Après avoir consulté ses compagnons, Song Qingshi opta donc pour des chevaux, moyen de transport courant chez les cultivateurs ordinaires, parfait pour un voyage discret.

“Voici le rocher de Shuanglong (NT : des Dragons Jumeaux).” Song Qingshi jeta un coup d'œil discret à ses notes cachées dans sa manche pour confirmer l'endroit avant de réciter avec application : “D’après Les légendes mythologiques des Monts Nanyang de l’Immortel Yun Ying, deux dragons se sont battus par vengeance personnelle, provoquant des pluies torrentielles et des inondations. L’Empereur Céleste envoya alors un dieu qui les abattit, transformant leurs corps en ce rocher.”

Yue Wuhuan s'exclama sans hésitation : “Le Maître a raison, cette pierre est un chef-d'œuvre de la nature, majestueuse et empreinte de spiritualité.”

An Long, entendant cette flatterie éhontée, avala de justesse son commentaire initial—"On dirait juste un crapaud."—et finit par dire, à contrecœur : “Effectivement… On dirait un grand dragon.”

Song Qingshi, satisfait, se retourna pour examiner le rocher… Mais pourquoi, sous tous les angles, ressemblait il plutôt à un crapaud ?

Il jeta un regard discret aux deux personnes derrière lui, toujours absorbées dans l’admiration du puissant dragon. Peu sûr de son propre jugement et craignant qu’on ne se moque de son manque de sens artistique, il préféra garder le silence. Se conformant à l’ambiance, il prononça tout de même quelques mots d’éloge avant de finalement poser la question qui l’intriguait :

« Que comprenez-vous de cette histoire ? »
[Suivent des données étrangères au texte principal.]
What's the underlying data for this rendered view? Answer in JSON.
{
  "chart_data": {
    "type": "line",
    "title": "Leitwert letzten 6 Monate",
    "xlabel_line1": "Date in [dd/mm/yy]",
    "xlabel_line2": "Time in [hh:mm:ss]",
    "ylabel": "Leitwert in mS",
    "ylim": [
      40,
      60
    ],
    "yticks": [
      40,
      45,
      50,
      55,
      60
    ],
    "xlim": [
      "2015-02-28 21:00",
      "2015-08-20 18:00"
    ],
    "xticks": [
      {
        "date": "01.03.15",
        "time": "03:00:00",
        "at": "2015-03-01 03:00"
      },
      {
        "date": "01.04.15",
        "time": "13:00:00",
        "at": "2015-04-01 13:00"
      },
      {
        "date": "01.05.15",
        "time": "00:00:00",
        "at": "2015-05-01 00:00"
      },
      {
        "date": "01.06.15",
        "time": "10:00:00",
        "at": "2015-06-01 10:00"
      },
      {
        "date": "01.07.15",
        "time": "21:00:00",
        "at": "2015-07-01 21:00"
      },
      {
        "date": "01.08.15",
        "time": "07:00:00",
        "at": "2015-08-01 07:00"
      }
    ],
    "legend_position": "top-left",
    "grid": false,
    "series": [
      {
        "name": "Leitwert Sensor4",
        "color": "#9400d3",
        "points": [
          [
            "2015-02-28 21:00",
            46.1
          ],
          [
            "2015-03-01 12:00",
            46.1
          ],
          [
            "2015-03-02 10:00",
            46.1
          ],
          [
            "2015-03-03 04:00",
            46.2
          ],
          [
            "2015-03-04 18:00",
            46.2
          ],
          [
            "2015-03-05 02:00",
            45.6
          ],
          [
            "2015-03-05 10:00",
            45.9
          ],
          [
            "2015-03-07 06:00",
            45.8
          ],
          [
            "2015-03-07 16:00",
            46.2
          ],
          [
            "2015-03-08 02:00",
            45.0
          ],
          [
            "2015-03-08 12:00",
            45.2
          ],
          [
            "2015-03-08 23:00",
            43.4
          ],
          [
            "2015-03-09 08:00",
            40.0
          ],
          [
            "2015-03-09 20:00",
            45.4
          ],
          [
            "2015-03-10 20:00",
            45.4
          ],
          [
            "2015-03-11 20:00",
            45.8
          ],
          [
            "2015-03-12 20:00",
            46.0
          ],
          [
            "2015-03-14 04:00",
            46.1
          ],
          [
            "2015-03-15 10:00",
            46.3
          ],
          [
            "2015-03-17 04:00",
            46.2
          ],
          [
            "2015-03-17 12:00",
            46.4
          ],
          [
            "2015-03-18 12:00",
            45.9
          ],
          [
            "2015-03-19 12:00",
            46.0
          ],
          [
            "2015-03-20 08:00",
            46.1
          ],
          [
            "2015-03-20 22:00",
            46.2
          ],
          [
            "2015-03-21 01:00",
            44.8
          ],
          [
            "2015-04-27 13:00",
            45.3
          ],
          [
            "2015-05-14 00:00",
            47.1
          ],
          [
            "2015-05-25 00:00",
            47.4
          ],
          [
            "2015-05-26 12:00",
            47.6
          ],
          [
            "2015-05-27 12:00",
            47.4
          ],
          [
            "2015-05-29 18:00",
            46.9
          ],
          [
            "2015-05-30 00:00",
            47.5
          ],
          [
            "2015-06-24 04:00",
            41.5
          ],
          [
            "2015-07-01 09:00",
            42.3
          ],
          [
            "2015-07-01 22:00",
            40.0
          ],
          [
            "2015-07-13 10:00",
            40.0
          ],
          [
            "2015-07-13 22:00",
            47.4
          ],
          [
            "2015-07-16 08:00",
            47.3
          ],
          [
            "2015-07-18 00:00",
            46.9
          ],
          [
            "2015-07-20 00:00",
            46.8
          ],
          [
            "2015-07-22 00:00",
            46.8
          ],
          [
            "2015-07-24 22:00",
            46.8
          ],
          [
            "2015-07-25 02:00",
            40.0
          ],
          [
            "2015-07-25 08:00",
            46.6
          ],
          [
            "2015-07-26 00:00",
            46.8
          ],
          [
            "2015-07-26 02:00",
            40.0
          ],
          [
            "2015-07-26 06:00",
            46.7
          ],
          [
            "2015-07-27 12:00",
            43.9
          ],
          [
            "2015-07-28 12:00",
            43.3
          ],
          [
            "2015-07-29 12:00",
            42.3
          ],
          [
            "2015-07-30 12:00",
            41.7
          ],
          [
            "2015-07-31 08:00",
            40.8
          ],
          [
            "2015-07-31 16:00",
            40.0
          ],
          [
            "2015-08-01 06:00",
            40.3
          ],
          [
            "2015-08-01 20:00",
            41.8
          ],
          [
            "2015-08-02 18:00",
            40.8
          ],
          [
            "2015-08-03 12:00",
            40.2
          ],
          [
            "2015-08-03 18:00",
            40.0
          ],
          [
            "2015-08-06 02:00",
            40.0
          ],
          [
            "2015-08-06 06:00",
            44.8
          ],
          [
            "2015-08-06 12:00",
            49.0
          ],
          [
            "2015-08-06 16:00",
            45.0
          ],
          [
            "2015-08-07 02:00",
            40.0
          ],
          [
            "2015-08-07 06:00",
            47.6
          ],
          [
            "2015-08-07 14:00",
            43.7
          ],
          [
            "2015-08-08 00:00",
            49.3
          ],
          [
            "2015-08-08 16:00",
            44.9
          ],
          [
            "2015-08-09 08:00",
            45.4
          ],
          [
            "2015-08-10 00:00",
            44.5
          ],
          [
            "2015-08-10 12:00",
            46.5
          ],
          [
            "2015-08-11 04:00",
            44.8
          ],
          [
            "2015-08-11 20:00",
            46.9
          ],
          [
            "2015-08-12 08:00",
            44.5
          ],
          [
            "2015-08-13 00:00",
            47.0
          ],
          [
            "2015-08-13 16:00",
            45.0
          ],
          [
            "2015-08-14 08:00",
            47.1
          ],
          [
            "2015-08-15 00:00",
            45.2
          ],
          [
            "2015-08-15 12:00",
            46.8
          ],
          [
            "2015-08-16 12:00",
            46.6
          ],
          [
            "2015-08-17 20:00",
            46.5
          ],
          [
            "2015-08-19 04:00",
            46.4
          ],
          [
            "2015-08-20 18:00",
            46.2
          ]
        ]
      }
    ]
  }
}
Le visage de loup d’An Long se détendit à ces mots. « Hein ? »

Yue Wuhuan réfléchit un instant avant de répondre : « Que la fraternité est essentielle et qu’il ne faut pas se battre entre frères ? »
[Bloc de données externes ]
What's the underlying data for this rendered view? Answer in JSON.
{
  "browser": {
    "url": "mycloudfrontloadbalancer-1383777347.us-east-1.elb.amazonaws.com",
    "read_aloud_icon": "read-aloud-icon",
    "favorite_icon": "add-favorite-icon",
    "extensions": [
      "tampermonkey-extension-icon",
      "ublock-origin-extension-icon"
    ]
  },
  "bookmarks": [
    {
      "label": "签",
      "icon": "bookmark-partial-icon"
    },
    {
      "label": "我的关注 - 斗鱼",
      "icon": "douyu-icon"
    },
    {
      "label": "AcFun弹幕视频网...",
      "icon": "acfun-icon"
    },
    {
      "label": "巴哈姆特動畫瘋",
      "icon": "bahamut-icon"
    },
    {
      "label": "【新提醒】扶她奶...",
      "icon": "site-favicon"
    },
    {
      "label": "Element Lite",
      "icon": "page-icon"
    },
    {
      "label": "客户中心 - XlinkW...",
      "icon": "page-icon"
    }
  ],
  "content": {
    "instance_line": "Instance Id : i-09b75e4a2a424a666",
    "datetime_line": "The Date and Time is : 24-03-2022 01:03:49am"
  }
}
Song Qingshi, ravi, hocha la tête. Comme il s’y attendait, c’était bien son petit ange qui comprenait le mieux ses intentions.

An Long, lui, sembla soudain frappé par une vague de mélancolie. Il tourna les yeux vers le ciel, comme s’il venait de perdre toute motivation à vivre. Un souvenir lui revint alors : dans un monde fantastique créé par le Gu de l’illusion, il s’était acharné à remodeler les paysages, modifiant même légèrement la conception de Song Qingshi. À l’époque, il avait réussi à le séduire et à le faire tomber entre ses griffes… Mais au final, même dans son lit, il s’était retrouvé assailli par une avalanche de questions sur l’éthique sociale et l’hygiène physique. Le flot incessant d’interrogations l’avait tant accablé qu’il en avait presque perdu la raison.

Quelle épreuve…

Même s’il exécrait Yue Wuhuan, il devait reconnaître sa patience hors du commun…

Il ne pouvait pas se permettre d’afficher une arrogance aussi insouciante…

« An Long, à quoi penses-tu ? » Song Qingshi, remarquant son inattention, l’interpella. Il était prêt à passer à l’explication suivante lorsqu’il leva les yeux vers le paysage et s’arrêta net, stupéfait.

« Hein ? Ce n’était pas comme ça avant… Pourquoi est-ce différent ? »

Intrigué, Yue Wuhuan suivit son regard et découvrit, perché sur la montagne, un temple majestueux aux poutres finement sculptées et aux murs richement décorés de peintures. L’édifice resplendissait d’or et de jade. À l’intérieur, l’encens brûlait en abondance, emplissant l’air d’une douce fragrance. Devant l’entrée, une rue commerçante regorgeait d’échoppes vendant des bâtons d’encens et toutes sortes de victuailles. Des fidèles, hommes et femmes, ainsi que des marchands et des colporteurs allaient et venaient dans une effervescence inhabituelle.

Yue Wuhuan demanda avec curiosité : « Y a-t-il quelque chose d’anormal avec ce temple ? »

Song Qingshi fronça les sourcils, perplexe. « Je me souviens qu’il n’y avait ici qu’un vieux temple délabré, complètement abandonné. Personne ne s’y rendait. »

Yue Wuhuan esquissa un sourire. « Quand le Maître est-il venu ici pour la dernière fois ? »

Song Qingshi prit un instant pour réfléchir. « J’ai vécu dans ce temple en ruine pendant un certain temps lorsque j’étais encore au stade de la Construction des Fondations… Cela remonte à plus de 800 ans. »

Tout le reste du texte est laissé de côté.